This lesson covers the Particle Image Velocimetry (PIV) measurement technique, focusing on the cross-correlation algorithm. It explains how images are captured and correlated to obtain the velocity of particles, which is then used to predict the velocity of the fluid. The lesson also discusses the advantages of the cross-correlation algorithm over the auto-correlation algorithm. It further delves into the importance of the seeding particles and the characteristics they should possess for effective PIV analysis. The lesson concludes with a discussion on the role of the lighting system in PIV analysis.
01:09 - Image capturing and correlation
06:24 - Cross-correlation algorithm
20:26 - Comparison between cross-correlation and auto-correlation algorithms
52:46 - Importance of seeding particles in PIV analysis
57:07 - Role of the lighting system in PIV analysis
- The cross-correlation algorithm is advantageous over the auto-correlation algorithm as it provides more robust velocity results, especially in low-density seeding cases.

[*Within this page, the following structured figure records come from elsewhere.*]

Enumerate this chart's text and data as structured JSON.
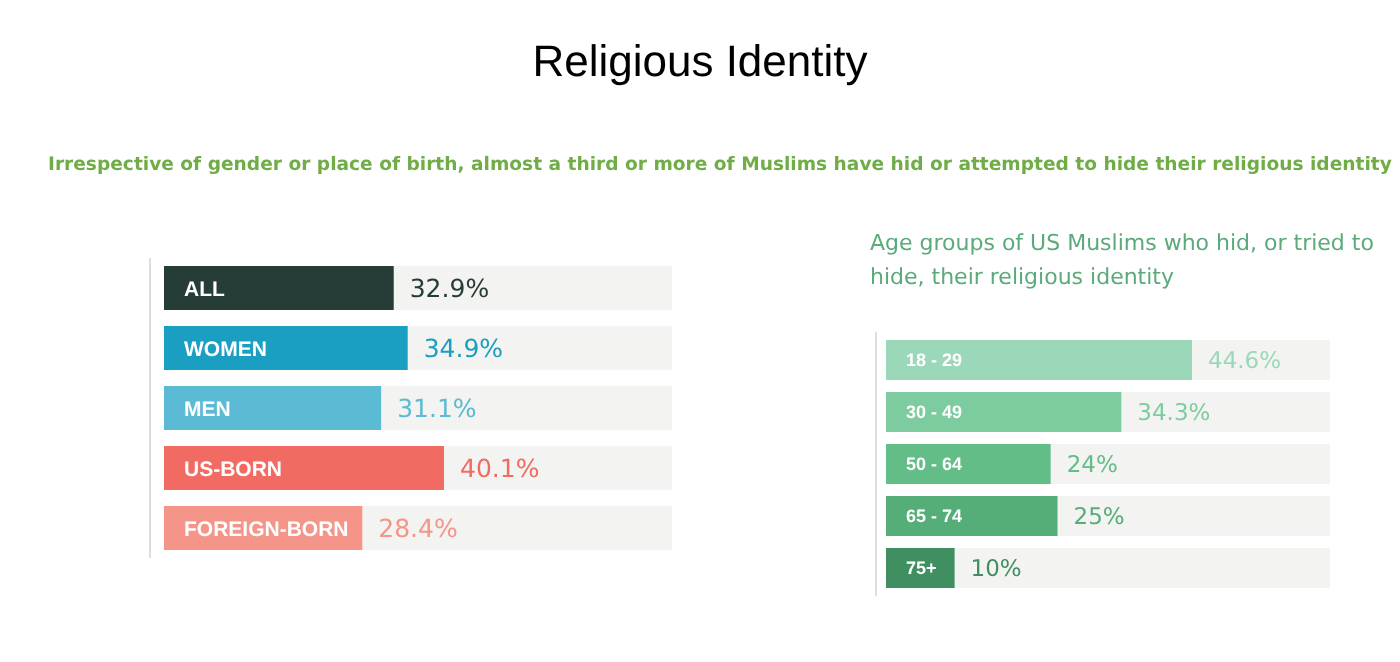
{
  "chart_data": [
    {
      "type": "other",
      "title": "Religious Identity",
      "subtitle": "Irrespective of gender or place of birth, almost a third or more of Muslims have hid or attempted to hide their religious identity"
    },
    {
      "type": "bar",
      "orientation": "horizontal",
      "categories": [
        "ALL",
        "WOMEN",
        "MEN",
        "US-BORN",
        "FOREIGN-BORN"
      ],
      "values": [
        32.9,
        34.9,
        31.1,
        40.1,
        28.4
      ],
      "colors": [
        "#263d37",
        "#1a9fc3",
        "#5bbad4",
        "#f26b63",
        "#f5958a"
      ],
      "value_labels": [
        "32.9%",
        "34.9%",
        "31.1%",
        "40.1%",
        "28.4%"
      ]
    },
    {
      "type": "bar",
      "orientation": "horizontal",
      "title": "Age groups of US Muslims who hid, or tried to hide, their religious identity",
      "categories": [
        "18 - 29",
        "30 - 49",
        "50 - 64",
        "65 - 74",
        "75+"
      ],
      "values": [
        44.6,
        34.3,
        24,
        25,
        10
      ],
      "colors": [
        "#9ad8b9",
        "#7ccc9f",
        "#63bd87",
        "#55ad78",
        "#3f8f60"
      ],
      "value_labels": [
        "44.6%",
        "34.3%",
        "24%",
        "25%",
        "10%"
      ]
    }
  ]
}
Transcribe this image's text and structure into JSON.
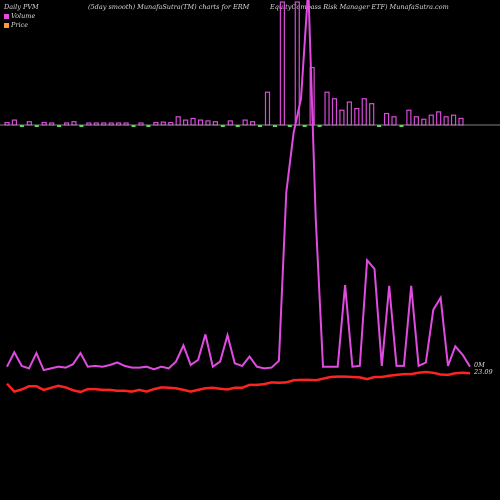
{
  "header": {
    "left": "Daily PVM",
    "middle": "(5day smooth) MunafaSutra(TM) charts for ERM",
    "right": "EquityCompass Risk Manager ETF) MunafaSutra.com"
  },
  "legend": [
    {
      "label": "Volume",
      "color": "#e14be1"
    },
    {
      "label": "Price",
      "color": "#ff9933"
    }
  ],
  "last": {
    "volume_label": "0M",
    "price_label": "23.09"
  },
  "colors": {
    "volume": "#e14be1",
    "price": "#ff2222",
    "up_bar": "#d84ad8",
    "down_bar": "#55dd55",
    "axis": "#aaaaaa"
  },
  "chart_data": {
    "type": "line",
    "title": "",
    "xlabel": "",
    "ylabel": "",
    "grid": false,
    "legend_position": "top-left",
    "series": [
      {
        "name": "Volume",
        "values": [
          2.5,
          4.2,
          2.6,
          2.3,
          4.1,
          2.1,
          2.3,
          2.5,
          2.4,
          2.8,
          4.1,
          2.5,
          2.6,
          2.5,
          2.7,
          3.0,
          2.6,
          2.4,
          2.4,
          2.5,
          2.2,
          2.5,
          2.3,
          3.1,
          5.0,
          2.7,
          3.3,
          6.3,
          2.5,
          3.1,
          6.2,
          2.9,
          2.6,
          3.7,
          2.5,
          2.3,
          2.4,
          3.2,
          23.0,
          30.0,
          34.0,
          47.0,
          20.0,
          2.5,
          2.5,
          2.5,
          12.1,
          2.5,
          2.6,
          15.0,
          14.0,
          2.6,
          12.0,
          2.6,
          2.6,
          12.0,
          2.6,
          3.0,
          9.2,
          10.6,
          2.6,
          4.9,
          3.9,
          2.5
        ]
      },
      {
        "name": "Price",
        "values": [
          23.0,
          22.05,
          22.3,
          22.7,
          22.7,
          22.25,
          22.5,
          22.75,
          22.55,
          22.2,
          22.0,
          22.35,
          22.35,
          22.25,
          22.25,
          22.15,
          22.15,
          22.05,
          22.25,
          22.05,
          22.35,
          22.55,
          22.5,
          22.45,
          22.25,
          22.05,
          22.25,
          22.45,
          22.5,
          22.4,
          22.3,
          22.5,
          22.5,
          22.85,
          22.85,
          22.95,
          23.15,
          23.1,
          23.15,
          23.4,
          23.45,
          23.45,
          23.4,
          23.6,
          23.8,
          23.85,
          23.85,
          23.8,
          23.75,
          23.55,
          23.8,
          23.8,
          23.95,
          24.05,
          24.15,
          24.15,
          24.3,
          24.4,
          24.3,
          24.1,
          24.05,
          24.25,
          24.3,
          24.25
        ]
      }
    ],
    "pvm_bars": [
      {
        "dir": "up",
        "value": 3.0
      },
      {
        "dir": "up",
        "value": 6.0
      },
      {
        "dir": "down",
        "value": 2.0
      },
      {
        "dir": "up",
        "value": 4.0
      },
      {
        "dir": "down",
        "value": 2.0
      },
      {
        "dir": "up",
        "value": 3.0
      },
      {
        "dir": "up",
        "value": 2.0
      },
      {
        "dir": "down",
        "value": 2.0
      },
      {
        "dir": "up",
        "value": 2.5
      },
      {
        "dir": "up",
        "value": 4.0
      },
      {
        "dir": "down",
        "value": 2.0
      },
      {
        "dir": "up",
        "value": 2.0
      },
      {
        "dir": "up",
        "value": 2.0
      },
      {
        "dir": "up",
        "value": 2.5
      },
      {
        "dir": "up",
        "value": 2.0
      },
      {
        "dir": "up",
        "value": 2.5
      },
      {
        "dir": "up",
        "value": 2.0
      },
      {
        "dir": "down",
        "value": 2.0
      },
      {
        "dir": "up",
        "value": 2.0
      },
      {
        "dir": "down",
        "value": 2.0
      },
      {
        "dir": "up",
        "value": 3.0
      },
      {
        "dir": "up",
        "value": 3.5
      },
      {
        "dir": "up",
        "value": 3.0
      },
      {
        "dir": "up",
        "value": 10.0
      },
      {
        "dir": "up",
        "value": 6.0
      },
      {
        "dir": "up",
        "value": 8.0
      },
      {
        "dir": "up",
        "value": 6.0
      },
      {
        "dir": "up",
        "value": 5.0
      },
      {
        "dir": "up",
        "value": 4.0
      },
      {
        "dir": "down",
        "value": 2.0
      },
      {
        "dir": "up",
        "value": 5.0
      },
      {
        "dir": "down",
        "value": 2.0
      },
      {
        "dir": "up",
        "value": 6.0
      },
      {
        "dir": "up",
        "value": 4.0
      },
      {
        "dir": "down",
        "value": 2.0
      },
      {
        "dir": "up",
        "value": 40.0
      },
      {
        "dir": "down",
        "value": 2.0
      },
      {
        "dir": "up",
        "value": 150.0
      },
      {
        "dir": "down",
        "value": 2.0
      },
      {
        "dir": "up",
        "value": 150.0
      },
      {
        "dir": "down",
        "value": 2.0
      },
      {
        "dir": "up",
        "value": 70.0
      },
      {
        "dir": "down",
        "value": 2.0
      },
      {
        "dir": "up",
        "value": 40.0
      },
      {
        "dir": "up",
        "value": 32.0
      },
      {
        "dir": "up",
        "value": 18.0
      },
      {
        "dir": "up",
        "value": 28.0
      },
      {
        "dir": "up",
        "value": 20.0
      },
      {
        "dir": "up",
        "value": 32.0
      },
      {
        "dir": "up",
        "value": 26.0
      },
      {
        "dir": "down",
        "value": 2.0
      },
      {
        "dir": "up",
        "value": 14.0
      },
      {
        "dir": "up",
        "value": 10.0
      },
      {
        "dir": "down",
        "value": 2.0
      },
      {
        "dir": "up",
        "value": 18.0
      },
      {
        "dir": "up",
        "value": 10.0
      },
      {
        "dir": "up",
        "value": 7.0
      },
      {
        "dir": "up",
        "value": 12.0
      },
      {
        "dir": "up",
        "value": 16.0
      },
      {
        "dir": "up",
        "value": 10.0
      },
      {
        "dir": "up",
        "value": 12.0
      },
      {
        "dir": "up",
        "value": 8.0
      }
    ]
  }
}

- Seeding particles should be neutrally buoyant, able to scatter light effectively, non-toxic, non-corrosive, non-abrasive, non-volatile, chemically inactive, and clean.
- The lighting system in PIV analysis should ensure sufficient light intensity for the camera to detect the scattered light from seeding particles.
- The duration of the light pulse and the time between successive light pulses should be controlled to prevent significant movement of particles and the flow field.